I let the moment stretch, watching the way her fingers flex, the way she shifts her weight like she’s resisting the pull between us.
Finally, she turns on her heel, walking away without looking back.
I don’t stop her this time.
Because she’s coming to me tonight.
And when she does?
We’re finally going to stop pretending.
I watch her walk away, her shoulders squared like she’s holding herself together by sheer force of will. Like she’s convincing herself this is just another conversation, just another problem to solve.
But it’s not.
We both know it.
And as I stand there, hands clenched at my sides, jaw still tight from everything that just happened, I can already feel the night closing in on us.
Because when she walks into my penthouse tonight?

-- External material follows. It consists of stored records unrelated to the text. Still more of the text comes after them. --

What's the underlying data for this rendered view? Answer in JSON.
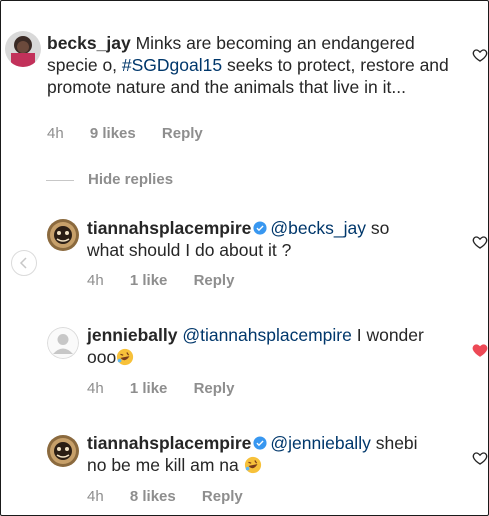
{
  "comments": [
    {
      "user": "becks_jay",
      "text_parts": [
        "Minks are becoming an endangered specie o, ",
        "#SGDgoal15",
        " seeks to protect, restore and promote nature and the animals that live in it..."
      ],
      "time": "4h",
      "likes": "9 likes",
      "reply": "Reply",
      "liked": false
    },
    {
      "user": "tiannahsplacempire",
      "mention": "@becks_jay",
      "text": " so what should I do about it ?",
      "time": "4h",
      "likes": "1 like",
      "reply": "Reply",
      "liked": false
    },
    {
      "user": "jenniebally",
      "mention": "@tiannahsplacempire",
      "text": " I wonder ooo",
      "time": "4h",
      "likes": "1 like",
      "reply": "Reply",
      "liked": true
    },
    {
      "user": "tiannahsplacempire",
      "mention": "@jenniebally",
      "text": " shebi no be me kill am na ",
      "time": "4h",
      "likes": "8 likes",
      "reply": "Reply",
      "liked": false
    }
  ],
  "hide_replies": "Hide replies",
  "icons": {
    "heart": "heart-outline-icon",
    "heart_liked": "heart-filled-icon",
    "verified": "verified-badge-icon",
    "emoji": "rofl-emoji-icon",
    "nav": "chevron-left-icon"
  },
  "colors": {
    "text": "#262626",
    "meta": "#8e8e8e",
    "mention": "#00376b",
    "liked": "#ed4956",
    "verified": "#3897f0"
  }
}
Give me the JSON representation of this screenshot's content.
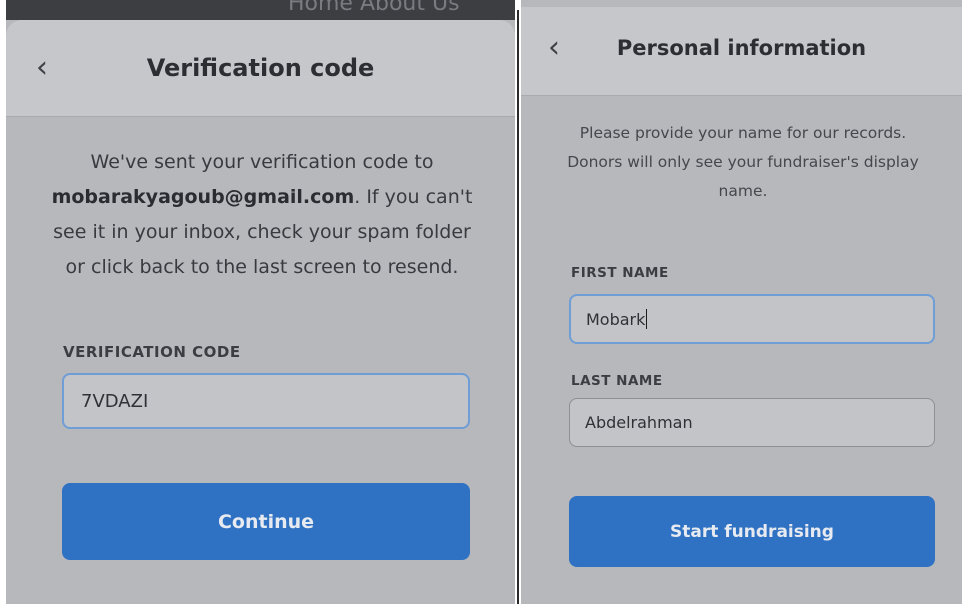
{
  "left_panel": {
    "top_strip_text": "Home  About Us",
    "back_icon": "chevron-left-icon",
    "back_glyph": "‹",
    "title": "Verification code",
    "message_prefix": "We've sent your verification code to",
    "email": "mobarakyagoub@gmail.com",
    "message_suffix": ". If you can't see it in your inbox, check your spam folder or click back to the last screen to resend.",
    "code_label": "VERIFICATION CODE",
    "code_value": "7VDAZI",
    "continue_label": "Continue"
  },
  "right_panel": {
    "back_icon": "chevron-left-icon",
    "back_glyph": "‹",
    "title": "Personal information",
    "message": "Please provide your name for our records. Donors will only see your fundraiser's display name.",
    "first_name_label": "FIRST NAME",
    "first_name_value": "Mobark",
    "last_name_label": "LAST NAME",
    "last_name_value": "Abdelrahman",
    "start_label": "Start fundraising"
  },
  "colors": {
    "overlay_gray": "#b7b8bc",
    "accent_blue": "#2f71c2",
    "focus_border": "#6f9dd6"
  }
}
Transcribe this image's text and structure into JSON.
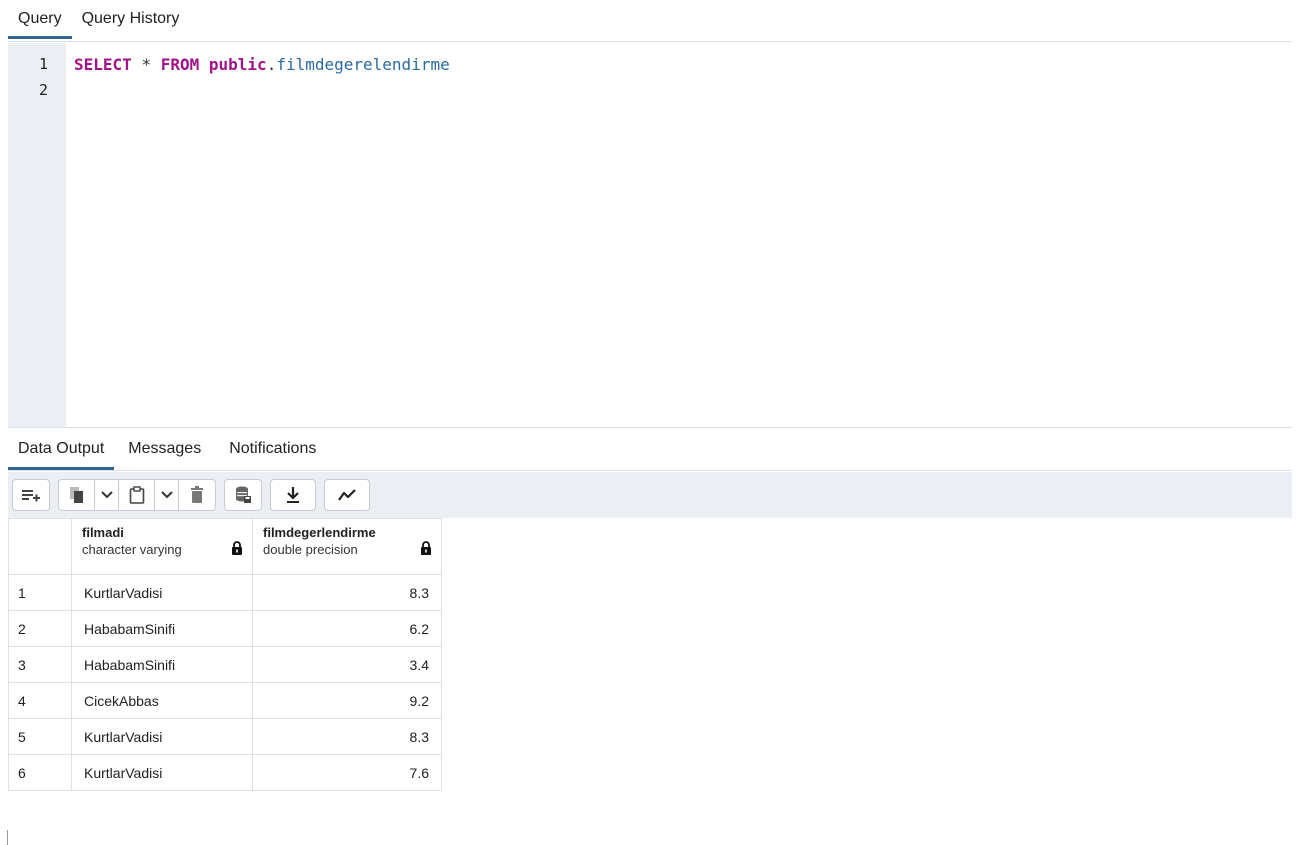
{
  "top_tabs": [
    {
      "label": "Query",
      "active": true
    },
    {
      "label": "Query History",
      "active": false
    }
  ],
  "editor": {
    "line_numbers": [
      "1",
      "2"
    ],
    "code": {
      "select": "SELECT",
      "star": "*",
      "from": "FROM",
      "schema": "public",
      "dot": ".",
      "table": "filmdegerelendirme"
    }
  },
  "output_tabs": [
    {
      "label": "Data Output",
      "active": true
    },
    {
      "label": "Messages",
      "active": false
    },
    {
      "label": "Notifications",
      "active": false
    }
  ],
  "toolbar": {
    "icons": [
      "add-row-icon",
      "copy-icon",
      "chevron-down-icon",
      "paste-icon",
      "chevron-down-icon",
      "delete-icon",
      "save-data-icon",
      "download-icon",
      "graph-icon"
    ]
  },
  "grid": {
    "columns": [
      {
        "name": "filmadi",
        "type": "character varying"
      },
      {
        "name": "filmdegerlendirme",
        "type": "double precision"
      }
    ],
    "rows": [
      {
        "num": "1",
        "filmadi": "KurtlarVadisi",
        "value": "8.3"
      },
      {
        "num": "2",
        "filmadi": "HababamSinifi",
        "value": "6.2"
      },
      {
        "num": "3",
        "filmadi": "HababamSinifi",
        "value": "3.4"
      },
      {
        "num": "4",
        "filmadi": "CicekAbbas",
        "value": "9.2"
      },
      {
        "num": "5",
        "filmadi": "KurtlarVadisi",
        "value": "8.3"
      },
      {
        "num": "6",
        "filmadi": "KurtlarVadisi",
        "value": "7.6"
      }
    ]
  },
  "colors": {
    "accent": "#326690",
    "keyword": "#a3128a",
    "identifier": "#2a6aa5",
    "gutter": "#ebeef3"
  }
}
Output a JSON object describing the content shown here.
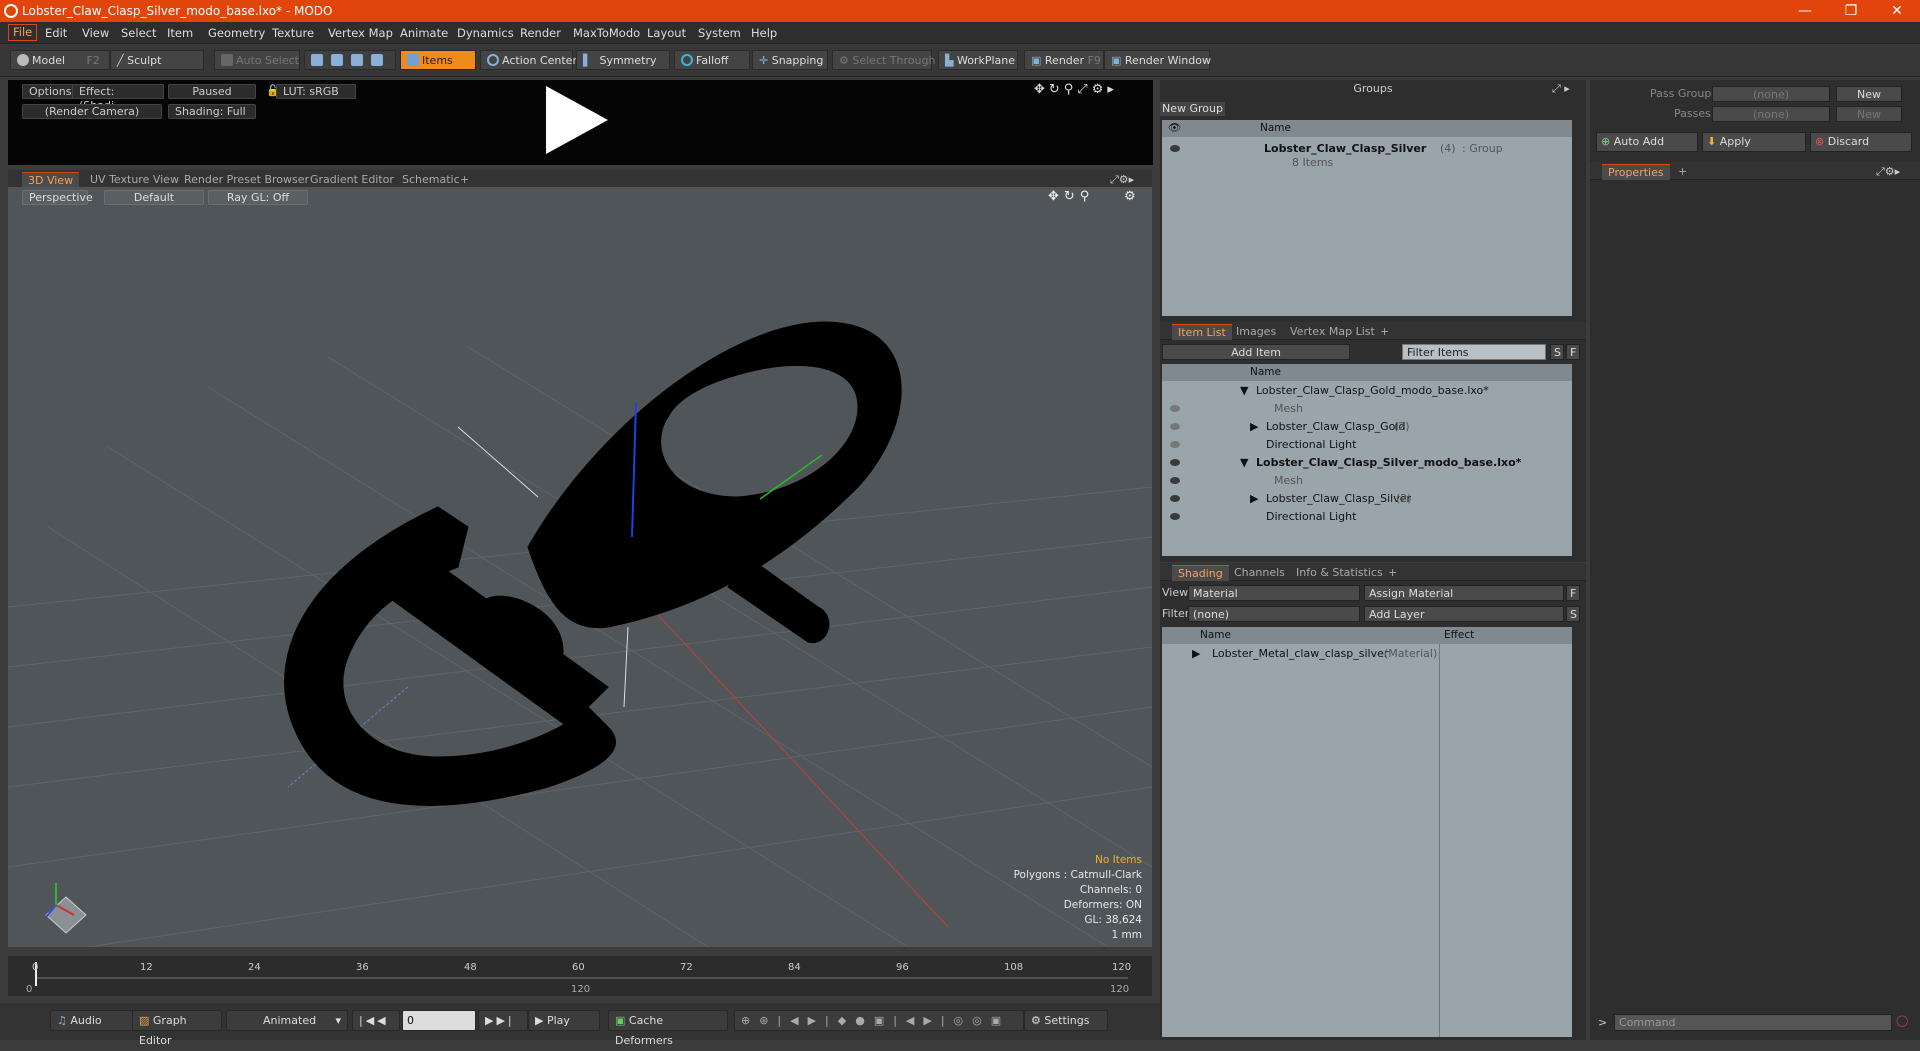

This thing between us—the one we’ve been pretending we can bury under rules and consequences and professional ethics?
It’s going to explode.
I exhale sharply, rolling my shoulders back, trying to shake the leftover tension in my body, but it’s useless.
I’m still wired from the fight. From the press conference. From her.
Always her.
I can still feel her fingers twisted in my shirt. Still taste her on my lips. Still hear the way her breath hitched right before she pulled away.
And now, all I can think about is how much more of her I want.
I run a hand over my jaw, dragging my fingers through my hair as I start toward the exit, knowing there’s no way I’m staying here another second.
I need a cold shower. A stiff drink. Anything to get my head on straight before I see her again.
But deep down, I already know the truth.
There’s no getting my head on straight when it comes to Anastasia Bellows.
Because the second she steps through my door tonight?
I’m going to want everything.
And this time?
I don’t think I’ll be able to stop myself from taking it.
I don’t pace. I don’t fidget.
I’ve built an entire life on control, on keeping my emotions locked down, on making sure that no one ever sees more of me than I want them to.
But right now?
Right now, I’m on edge, and I fucking hate it.
I sit on the edge of the couch, one foot planted on the floor, my hands clasped in front of me as I watch the city lights flicker through the floor-to-ceiling windows. Toronto stretches out before me, a sea of movement and energy, but I don’t see any of it.
Because I’m waiting for her.
The whiskey tumbler on the coffee table is barely touched, the ice melting into a pool at the bottom. I should drink it. Should let the burn settle in my chest, smooth the edges of whatever the hell is clawing at me from the inside out.
But I don’t.
Because the second I do?
She’ll walk through the door, and I don’t want my judgment blurred when that happens.
I want to remember every second of tonight.
I drag a hand through my hair, rolling my shoulders, trying to shake the restless energy coiling in my muscles.
It doesn’t help.
She’ll be here soon.
And when she gets here, we’re supposed to talk.
That’s what she said. That’s what she thinks is going to happen.
But I know better.
We don’t talk. We argue. We fight. We collide.
And the last time we tried to talk, I ended up kissing the breath out of her.
Now?
Now I’m waiting for the woman I haven’t been able to stop thinking about since the second I left Cape Town.
And I know, without a doubt, that once she walks through that door?
Nothing between us will ever be the same again.